The water department is initiating a drive — from April 25 to May 9 — to plug leaks and contamination before the monsoon begins.
During the drive, a water department team will inspect and plug leaks in each ward while the health team will coordinate with it to survey the area for cases of waterborne diseases. “If the health team finds any patients, it will distribute chlorine tablets in the area,” said Rahul Shewale, chairman of the civic Standing Committee, who initiated the drive.
Contaminated water could lead to gastro, jaundice, cholera, diarrhoea and hepatitis.
In April 2010, Vrushali Pawar, 26, and Kavita Aitala, 23, residents of a slum rehabilitation building at Worli died of jaundice. Both were pregnant.
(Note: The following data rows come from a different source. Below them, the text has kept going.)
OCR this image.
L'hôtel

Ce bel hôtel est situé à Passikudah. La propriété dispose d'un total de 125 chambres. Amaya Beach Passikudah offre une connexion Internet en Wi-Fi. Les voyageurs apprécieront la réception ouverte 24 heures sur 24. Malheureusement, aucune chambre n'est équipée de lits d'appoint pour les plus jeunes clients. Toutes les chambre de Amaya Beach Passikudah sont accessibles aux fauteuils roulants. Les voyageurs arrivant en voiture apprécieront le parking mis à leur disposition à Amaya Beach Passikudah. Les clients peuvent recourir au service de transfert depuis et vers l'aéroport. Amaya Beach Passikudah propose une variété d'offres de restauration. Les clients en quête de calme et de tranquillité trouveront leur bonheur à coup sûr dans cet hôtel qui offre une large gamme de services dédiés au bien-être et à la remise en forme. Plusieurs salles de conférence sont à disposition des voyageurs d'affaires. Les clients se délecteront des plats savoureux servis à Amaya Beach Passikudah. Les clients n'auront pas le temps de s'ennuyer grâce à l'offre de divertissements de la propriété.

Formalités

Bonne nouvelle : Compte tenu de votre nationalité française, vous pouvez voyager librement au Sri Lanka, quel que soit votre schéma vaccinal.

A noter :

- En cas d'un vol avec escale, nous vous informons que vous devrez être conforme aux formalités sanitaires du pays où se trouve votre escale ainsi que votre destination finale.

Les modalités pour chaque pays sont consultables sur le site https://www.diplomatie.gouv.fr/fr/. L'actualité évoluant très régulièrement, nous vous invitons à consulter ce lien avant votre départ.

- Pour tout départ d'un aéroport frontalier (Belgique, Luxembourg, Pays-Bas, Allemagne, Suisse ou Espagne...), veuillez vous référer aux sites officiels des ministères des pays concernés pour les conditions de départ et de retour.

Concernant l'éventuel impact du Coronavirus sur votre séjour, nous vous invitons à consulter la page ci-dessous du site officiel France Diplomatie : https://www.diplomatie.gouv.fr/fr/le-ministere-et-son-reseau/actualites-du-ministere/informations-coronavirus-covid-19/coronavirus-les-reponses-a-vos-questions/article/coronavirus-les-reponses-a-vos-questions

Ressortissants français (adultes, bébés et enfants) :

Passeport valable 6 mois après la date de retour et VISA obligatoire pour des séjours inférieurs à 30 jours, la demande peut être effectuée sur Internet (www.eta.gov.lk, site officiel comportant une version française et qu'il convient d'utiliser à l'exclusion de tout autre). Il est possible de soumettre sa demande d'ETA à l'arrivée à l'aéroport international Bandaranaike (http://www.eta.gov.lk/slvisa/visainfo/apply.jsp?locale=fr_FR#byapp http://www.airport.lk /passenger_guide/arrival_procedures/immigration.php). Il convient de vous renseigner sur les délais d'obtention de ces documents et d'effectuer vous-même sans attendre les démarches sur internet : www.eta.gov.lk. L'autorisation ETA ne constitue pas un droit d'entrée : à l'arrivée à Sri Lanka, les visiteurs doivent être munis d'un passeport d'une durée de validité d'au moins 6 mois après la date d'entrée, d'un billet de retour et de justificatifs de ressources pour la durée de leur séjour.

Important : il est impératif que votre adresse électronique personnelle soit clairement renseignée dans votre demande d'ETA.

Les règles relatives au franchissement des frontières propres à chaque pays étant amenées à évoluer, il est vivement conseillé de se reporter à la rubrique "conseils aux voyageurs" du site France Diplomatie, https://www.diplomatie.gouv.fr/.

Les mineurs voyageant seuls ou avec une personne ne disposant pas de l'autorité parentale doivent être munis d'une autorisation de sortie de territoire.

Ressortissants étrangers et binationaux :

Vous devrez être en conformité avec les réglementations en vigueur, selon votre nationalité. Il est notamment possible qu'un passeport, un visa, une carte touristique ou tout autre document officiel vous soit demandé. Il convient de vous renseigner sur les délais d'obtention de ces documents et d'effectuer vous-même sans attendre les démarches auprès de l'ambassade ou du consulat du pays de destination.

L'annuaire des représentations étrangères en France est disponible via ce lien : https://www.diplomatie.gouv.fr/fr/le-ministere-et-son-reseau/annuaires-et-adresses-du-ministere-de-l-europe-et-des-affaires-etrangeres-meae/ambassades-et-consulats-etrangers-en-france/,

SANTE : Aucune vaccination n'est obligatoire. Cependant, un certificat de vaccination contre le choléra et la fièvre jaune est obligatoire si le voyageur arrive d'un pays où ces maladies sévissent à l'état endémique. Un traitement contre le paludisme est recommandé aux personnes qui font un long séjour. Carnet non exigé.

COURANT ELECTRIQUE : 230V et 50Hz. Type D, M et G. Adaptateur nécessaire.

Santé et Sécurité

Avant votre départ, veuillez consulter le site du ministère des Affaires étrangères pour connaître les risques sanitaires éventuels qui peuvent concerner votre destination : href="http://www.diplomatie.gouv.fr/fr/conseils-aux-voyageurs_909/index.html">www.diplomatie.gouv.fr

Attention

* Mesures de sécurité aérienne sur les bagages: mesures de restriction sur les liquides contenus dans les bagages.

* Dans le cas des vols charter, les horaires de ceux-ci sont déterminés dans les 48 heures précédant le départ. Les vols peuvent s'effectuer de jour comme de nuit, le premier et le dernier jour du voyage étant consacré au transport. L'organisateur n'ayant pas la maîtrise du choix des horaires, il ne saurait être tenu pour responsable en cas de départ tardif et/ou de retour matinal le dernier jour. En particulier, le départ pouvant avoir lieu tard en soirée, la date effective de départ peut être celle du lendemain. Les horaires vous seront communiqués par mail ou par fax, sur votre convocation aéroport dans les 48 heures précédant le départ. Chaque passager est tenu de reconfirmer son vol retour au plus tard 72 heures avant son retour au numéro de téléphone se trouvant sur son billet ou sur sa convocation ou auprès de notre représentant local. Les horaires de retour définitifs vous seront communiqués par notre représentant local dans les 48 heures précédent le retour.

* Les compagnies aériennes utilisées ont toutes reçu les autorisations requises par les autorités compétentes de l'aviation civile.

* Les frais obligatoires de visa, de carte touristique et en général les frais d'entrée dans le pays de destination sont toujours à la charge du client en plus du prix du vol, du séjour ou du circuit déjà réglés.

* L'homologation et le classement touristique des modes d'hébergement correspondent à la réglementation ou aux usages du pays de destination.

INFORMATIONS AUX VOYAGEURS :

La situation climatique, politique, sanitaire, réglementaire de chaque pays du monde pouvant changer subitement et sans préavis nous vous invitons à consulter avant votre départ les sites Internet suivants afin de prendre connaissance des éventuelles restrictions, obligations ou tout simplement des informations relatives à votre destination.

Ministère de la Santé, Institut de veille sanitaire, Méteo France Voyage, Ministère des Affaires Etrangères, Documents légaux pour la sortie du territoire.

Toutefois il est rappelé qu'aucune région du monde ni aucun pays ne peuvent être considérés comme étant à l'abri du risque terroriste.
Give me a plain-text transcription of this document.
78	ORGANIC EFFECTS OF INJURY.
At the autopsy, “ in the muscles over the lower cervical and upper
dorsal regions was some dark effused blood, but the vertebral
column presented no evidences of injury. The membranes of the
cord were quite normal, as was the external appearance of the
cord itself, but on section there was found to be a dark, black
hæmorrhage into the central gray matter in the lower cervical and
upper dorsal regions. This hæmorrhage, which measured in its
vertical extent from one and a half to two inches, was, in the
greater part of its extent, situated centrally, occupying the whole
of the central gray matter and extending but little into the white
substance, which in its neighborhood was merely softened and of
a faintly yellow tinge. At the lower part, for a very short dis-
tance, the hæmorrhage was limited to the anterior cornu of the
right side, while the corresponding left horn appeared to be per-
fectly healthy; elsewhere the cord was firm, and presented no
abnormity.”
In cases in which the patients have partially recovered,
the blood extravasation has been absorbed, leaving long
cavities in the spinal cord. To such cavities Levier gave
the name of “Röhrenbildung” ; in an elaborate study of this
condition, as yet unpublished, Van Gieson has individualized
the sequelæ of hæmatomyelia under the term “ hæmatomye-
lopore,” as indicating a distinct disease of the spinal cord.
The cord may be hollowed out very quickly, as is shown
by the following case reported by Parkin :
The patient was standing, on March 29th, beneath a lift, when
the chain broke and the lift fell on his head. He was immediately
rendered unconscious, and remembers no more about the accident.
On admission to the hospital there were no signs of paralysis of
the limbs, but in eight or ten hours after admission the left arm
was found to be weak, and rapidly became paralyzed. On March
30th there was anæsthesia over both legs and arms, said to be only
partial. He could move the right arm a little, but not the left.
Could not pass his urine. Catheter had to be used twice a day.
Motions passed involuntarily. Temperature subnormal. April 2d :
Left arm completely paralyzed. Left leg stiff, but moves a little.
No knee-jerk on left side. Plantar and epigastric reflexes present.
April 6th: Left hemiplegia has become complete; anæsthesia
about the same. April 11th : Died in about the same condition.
The Bombay high court took serious note of a public interest litigation after the deaths. The BMC claimed in its affidavit that water supplied from the main to the building was clean and potable, but had got contaminated due to unhygienic surroundings.
“We have taken this drive as a precautionary measure. It will be observed as ‘Save Water Fortnight’. If needed, we could extend it beyond the dates set,” said Shewale. All ward offices will have to prepare a list of leaks in their areas and attend to them on a priority.
“We will fine the contractor concerned if he does not cooperate with the BMC staff during the drive,” said RB Bambale, BMC’s hydraulic engineer. A report will be compiled after the drive is completed, said Bambale.
The Hindustan Times has been consistently drawing attention to the alarmingly high contamination levels in Mumbai. On April 18, it reported the high number of contamination complaints received and the cause of the contamination.